A sickening sense of responsibility assailed her. Did I do this? she asked herself. Did I bring this violent car crash on by reo
pening some archive from the past and letting some psychic genie out of a bottle? Don’t be so silly, she told herself sternly. I’m sounding like some flakey New Ager. But she was shaken, and the fact that Taxi still wasn’t home frightened her. She looked around, expecting to see him waiting there, licking his chops. ‘Where are you?’ she said out loud, irritated by his absence.

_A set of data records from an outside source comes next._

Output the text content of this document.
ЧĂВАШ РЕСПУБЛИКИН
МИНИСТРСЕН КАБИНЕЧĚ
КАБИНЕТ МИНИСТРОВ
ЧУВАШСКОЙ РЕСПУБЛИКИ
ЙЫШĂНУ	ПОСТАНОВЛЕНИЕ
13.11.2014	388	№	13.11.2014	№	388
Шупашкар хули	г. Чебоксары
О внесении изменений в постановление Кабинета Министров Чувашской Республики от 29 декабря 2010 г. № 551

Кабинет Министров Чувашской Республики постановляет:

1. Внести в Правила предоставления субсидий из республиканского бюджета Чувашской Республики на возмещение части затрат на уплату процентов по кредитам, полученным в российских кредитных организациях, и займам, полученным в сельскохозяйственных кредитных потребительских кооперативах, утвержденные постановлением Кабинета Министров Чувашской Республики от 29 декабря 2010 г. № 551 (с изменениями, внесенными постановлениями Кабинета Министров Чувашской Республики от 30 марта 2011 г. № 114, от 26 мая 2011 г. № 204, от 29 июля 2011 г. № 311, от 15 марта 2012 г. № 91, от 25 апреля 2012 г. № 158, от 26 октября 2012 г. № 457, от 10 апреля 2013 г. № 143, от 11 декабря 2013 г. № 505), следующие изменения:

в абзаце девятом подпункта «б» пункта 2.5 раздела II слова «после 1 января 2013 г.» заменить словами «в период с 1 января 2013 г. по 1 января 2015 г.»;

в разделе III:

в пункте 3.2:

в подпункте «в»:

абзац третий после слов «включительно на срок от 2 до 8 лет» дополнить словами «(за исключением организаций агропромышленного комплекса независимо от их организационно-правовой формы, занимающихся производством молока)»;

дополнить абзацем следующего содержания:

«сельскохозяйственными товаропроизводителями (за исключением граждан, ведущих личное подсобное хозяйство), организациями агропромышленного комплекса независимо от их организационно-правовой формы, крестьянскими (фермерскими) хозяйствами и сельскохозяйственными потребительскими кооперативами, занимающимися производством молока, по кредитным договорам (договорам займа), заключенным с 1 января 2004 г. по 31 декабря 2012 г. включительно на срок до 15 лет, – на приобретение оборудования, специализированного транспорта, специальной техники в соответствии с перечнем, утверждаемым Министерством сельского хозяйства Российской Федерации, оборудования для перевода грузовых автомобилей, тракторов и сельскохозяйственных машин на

‘We are karmically linked,’ Mrs Moresby had said, or something like that. So it was with more dread that she fetched the photographs again and briefly flipped through the notebooks, sitting at the table. The pages were filled with notes of interviews, dates of birth, addresses, phone numbers, memory aids in the man’s neat, square writing. Her eyes stopped at the name Dr Rowena Wylde, as well as her address and phone number. Underneath were other names and addresses. Names from thirty years ago. And Mrs Moresby was dead. She rang Kit and left a message to say she’d be over later.
•
When Clive came into Kit’s therapy room, he sat right down on the mattresses without any comment. He was more relaxed than he’d been before, Kit thought. More comfortable about being grounded and on eye level with her. Perhaps he was starting to trust her, to feel that she had no axe to grind with him, no agenda that he had to conform with.
‘I’ve found a new friend,’ he announced. Kit cocked her head as if to say ‘is that so’, indicating she’d like to hear more.
‘Yes,’ said Clive. ‘A young bloke. We had an outing together.’
Kit waited, so he went on. ‘That probably doesn’t sound much to you. But ever since the wife left, and since this problem developed, I haven’t felt like going anywhere much at all, especially with another man. It mightn’t sound much to you, but it was a big thing for me. We went for a drive to the Blue Mountains. He has an auntie living there.’